The tea was cold and so bitter she almost couldn’t swallow it down, but she managed.
“How’s the pain?” he asked, replacing the tea on the shelf.
“Not so bad I want to claw out of my skin, but not so good I want to stay in it so much either. What happened, Mr. Hunt?”
“Someone rigged explosives to the girl. The dead girl. I tripped some kind of spark. The whole house went up. And you were hit. I tried to block the blast—”
“I remember,” she said. “Do I still have a piece of…” Her eyes went wide as she considered what might be embedded in her shoulder.
“…tin,” Cedar said.
“Tin,” Rose said, relieved. “Do I have tin in my shoulder?”
“Yes. It’s a very small key. The Madders think it’s a part of the Holder.”

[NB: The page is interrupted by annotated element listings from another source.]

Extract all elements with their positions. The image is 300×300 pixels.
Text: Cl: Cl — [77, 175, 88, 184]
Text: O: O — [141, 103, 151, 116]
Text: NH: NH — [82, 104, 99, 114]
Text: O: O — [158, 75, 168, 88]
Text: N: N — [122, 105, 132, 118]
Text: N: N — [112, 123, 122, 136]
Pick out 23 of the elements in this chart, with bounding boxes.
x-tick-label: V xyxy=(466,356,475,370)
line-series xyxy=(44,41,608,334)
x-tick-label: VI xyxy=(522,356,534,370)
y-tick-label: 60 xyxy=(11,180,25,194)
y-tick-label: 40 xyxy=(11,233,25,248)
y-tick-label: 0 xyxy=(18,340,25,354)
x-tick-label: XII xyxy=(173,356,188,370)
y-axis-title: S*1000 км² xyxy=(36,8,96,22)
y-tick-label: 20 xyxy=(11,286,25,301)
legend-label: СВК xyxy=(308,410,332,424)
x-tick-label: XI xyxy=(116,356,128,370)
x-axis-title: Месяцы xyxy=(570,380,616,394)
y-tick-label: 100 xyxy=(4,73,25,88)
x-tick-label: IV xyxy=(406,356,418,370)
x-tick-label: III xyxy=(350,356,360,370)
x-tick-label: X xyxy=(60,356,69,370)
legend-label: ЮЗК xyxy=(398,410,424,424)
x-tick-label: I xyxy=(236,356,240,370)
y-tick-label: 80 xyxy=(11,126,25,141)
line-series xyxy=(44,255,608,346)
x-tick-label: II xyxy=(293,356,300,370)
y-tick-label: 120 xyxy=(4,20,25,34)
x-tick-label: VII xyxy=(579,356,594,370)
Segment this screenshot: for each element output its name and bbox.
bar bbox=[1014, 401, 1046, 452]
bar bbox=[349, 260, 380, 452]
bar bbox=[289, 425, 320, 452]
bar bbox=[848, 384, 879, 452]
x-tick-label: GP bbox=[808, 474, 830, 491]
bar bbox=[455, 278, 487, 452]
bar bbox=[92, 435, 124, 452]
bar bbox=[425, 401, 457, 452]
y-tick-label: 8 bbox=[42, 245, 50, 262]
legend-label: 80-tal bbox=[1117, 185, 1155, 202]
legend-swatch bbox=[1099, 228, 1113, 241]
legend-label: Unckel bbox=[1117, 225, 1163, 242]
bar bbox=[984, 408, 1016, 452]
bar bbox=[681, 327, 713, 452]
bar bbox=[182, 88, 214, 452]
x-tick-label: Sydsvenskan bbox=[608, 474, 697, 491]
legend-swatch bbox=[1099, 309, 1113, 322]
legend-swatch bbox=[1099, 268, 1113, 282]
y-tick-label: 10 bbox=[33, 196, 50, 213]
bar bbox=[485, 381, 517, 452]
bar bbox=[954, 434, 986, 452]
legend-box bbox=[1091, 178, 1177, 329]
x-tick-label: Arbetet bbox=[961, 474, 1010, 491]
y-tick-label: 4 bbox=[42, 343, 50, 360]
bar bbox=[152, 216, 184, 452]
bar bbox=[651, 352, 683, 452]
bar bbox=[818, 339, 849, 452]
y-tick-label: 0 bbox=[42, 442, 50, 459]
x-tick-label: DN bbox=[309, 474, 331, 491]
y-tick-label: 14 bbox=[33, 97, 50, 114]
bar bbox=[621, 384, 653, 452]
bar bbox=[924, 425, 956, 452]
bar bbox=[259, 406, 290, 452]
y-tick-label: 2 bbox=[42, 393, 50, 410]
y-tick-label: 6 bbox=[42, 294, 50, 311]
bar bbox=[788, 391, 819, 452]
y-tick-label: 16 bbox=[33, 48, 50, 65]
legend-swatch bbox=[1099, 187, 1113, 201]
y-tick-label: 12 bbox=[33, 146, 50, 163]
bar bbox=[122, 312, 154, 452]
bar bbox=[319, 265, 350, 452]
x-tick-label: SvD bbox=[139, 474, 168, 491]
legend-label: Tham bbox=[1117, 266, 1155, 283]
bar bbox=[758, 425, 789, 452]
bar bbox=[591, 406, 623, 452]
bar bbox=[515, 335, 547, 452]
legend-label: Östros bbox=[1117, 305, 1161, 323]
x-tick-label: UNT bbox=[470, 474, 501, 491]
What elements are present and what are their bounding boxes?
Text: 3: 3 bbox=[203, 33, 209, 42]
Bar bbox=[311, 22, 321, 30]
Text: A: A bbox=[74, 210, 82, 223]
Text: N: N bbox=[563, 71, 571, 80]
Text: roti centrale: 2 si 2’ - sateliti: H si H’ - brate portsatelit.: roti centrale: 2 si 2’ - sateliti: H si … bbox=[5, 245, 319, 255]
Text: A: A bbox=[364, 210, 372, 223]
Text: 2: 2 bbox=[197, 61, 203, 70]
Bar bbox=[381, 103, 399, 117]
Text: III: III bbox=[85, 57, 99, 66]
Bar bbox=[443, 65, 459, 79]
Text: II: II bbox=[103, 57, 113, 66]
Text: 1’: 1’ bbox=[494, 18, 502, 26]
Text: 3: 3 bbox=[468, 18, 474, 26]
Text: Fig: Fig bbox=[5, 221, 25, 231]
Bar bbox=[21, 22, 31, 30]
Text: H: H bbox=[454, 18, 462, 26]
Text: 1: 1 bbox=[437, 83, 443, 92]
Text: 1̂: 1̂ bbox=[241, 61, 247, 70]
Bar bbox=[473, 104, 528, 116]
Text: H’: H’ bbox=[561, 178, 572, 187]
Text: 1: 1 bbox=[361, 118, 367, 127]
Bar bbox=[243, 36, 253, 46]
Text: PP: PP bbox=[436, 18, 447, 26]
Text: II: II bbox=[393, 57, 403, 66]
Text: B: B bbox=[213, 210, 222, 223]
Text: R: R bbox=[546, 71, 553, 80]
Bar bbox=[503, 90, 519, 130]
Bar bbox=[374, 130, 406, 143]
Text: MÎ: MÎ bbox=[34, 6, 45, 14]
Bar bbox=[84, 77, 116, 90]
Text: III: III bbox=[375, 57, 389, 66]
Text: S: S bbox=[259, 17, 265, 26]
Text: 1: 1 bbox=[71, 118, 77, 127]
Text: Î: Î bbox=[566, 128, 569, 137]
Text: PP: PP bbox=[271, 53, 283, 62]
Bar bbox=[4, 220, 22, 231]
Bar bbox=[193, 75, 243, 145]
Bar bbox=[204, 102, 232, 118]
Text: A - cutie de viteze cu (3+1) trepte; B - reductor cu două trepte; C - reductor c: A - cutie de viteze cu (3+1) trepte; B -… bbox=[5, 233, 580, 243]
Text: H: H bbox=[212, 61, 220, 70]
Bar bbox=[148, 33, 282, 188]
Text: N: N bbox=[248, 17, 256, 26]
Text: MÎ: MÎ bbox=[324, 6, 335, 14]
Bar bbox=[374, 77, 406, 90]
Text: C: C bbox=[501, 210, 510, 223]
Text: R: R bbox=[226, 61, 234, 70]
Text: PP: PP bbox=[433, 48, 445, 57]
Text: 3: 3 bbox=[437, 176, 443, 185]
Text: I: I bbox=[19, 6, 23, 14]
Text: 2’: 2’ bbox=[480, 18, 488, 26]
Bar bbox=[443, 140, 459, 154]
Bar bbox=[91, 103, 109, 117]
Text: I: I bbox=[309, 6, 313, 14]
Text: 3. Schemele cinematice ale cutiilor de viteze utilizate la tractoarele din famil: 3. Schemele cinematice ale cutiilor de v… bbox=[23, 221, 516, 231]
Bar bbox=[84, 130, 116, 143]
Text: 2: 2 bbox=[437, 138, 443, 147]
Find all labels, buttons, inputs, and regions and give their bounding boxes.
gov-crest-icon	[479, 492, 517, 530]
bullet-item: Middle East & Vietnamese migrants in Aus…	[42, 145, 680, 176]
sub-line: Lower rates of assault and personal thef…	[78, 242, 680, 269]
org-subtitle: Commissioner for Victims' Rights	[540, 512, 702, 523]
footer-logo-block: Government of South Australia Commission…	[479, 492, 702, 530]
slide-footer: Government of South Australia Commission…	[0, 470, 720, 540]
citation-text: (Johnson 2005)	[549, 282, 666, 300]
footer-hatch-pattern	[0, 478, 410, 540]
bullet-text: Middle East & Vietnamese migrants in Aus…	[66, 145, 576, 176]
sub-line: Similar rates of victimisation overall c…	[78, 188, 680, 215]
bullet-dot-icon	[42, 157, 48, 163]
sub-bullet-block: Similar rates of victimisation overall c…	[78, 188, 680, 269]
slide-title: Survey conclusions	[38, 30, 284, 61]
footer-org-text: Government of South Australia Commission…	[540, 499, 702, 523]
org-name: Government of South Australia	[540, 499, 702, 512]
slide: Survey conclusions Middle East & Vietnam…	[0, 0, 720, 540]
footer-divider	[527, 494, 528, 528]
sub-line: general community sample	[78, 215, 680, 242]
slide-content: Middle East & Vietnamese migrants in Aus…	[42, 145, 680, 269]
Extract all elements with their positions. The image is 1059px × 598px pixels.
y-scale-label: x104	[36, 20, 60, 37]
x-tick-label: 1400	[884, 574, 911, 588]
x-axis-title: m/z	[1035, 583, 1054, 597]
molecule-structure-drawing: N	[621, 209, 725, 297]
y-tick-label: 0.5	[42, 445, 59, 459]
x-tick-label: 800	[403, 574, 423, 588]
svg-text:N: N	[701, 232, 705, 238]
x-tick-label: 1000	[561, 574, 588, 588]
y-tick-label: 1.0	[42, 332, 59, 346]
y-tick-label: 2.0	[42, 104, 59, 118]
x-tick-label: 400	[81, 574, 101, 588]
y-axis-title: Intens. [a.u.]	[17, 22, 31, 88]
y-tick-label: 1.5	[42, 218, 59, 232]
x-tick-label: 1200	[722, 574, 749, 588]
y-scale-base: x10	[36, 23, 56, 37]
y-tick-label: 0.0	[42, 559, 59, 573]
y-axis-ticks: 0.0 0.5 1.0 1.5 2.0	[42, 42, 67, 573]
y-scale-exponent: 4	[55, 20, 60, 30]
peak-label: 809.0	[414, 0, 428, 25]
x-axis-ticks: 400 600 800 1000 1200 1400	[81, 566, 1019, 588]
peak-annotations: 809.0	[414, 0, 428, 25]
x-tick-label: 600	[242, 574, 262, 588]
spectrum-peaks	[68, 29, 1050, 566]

“Oh.” She tried to work that through. The medicine was already starting to rub the edges off her brain, sanding her thoughts down to dust. “Do you think it is?”
Cedar nodded. “If we had the device, it would draw the key out quick. But we don’t yet. So we’ll need to try and dig it out. Mae has the steadiest hand, and she’s…” His voice tightened up on a growl, but he managed to breathe that down and continue in his scholar’s tone. “She’s unable to do that just now.”
“What happened to Mrs. Lindson? Are the Madders here?”
“She used magic, cast some sort of spell on the captain. She’s the reason we landed in one piece. But she fainted and hasn’t come to. As for the Madders…” Cedar rubbed at the bridge of his nose as if weary from too many hours spent reading a difficult text.
“Last I saw, they were fighting their way through the unalives in Vicinity. Do you remember them rising?”
Rose nodded. She’d likely be nightmaring on it for years.
“The Madders said they can track us and find us. Captain Hink and his crew pulled us out of that mess.”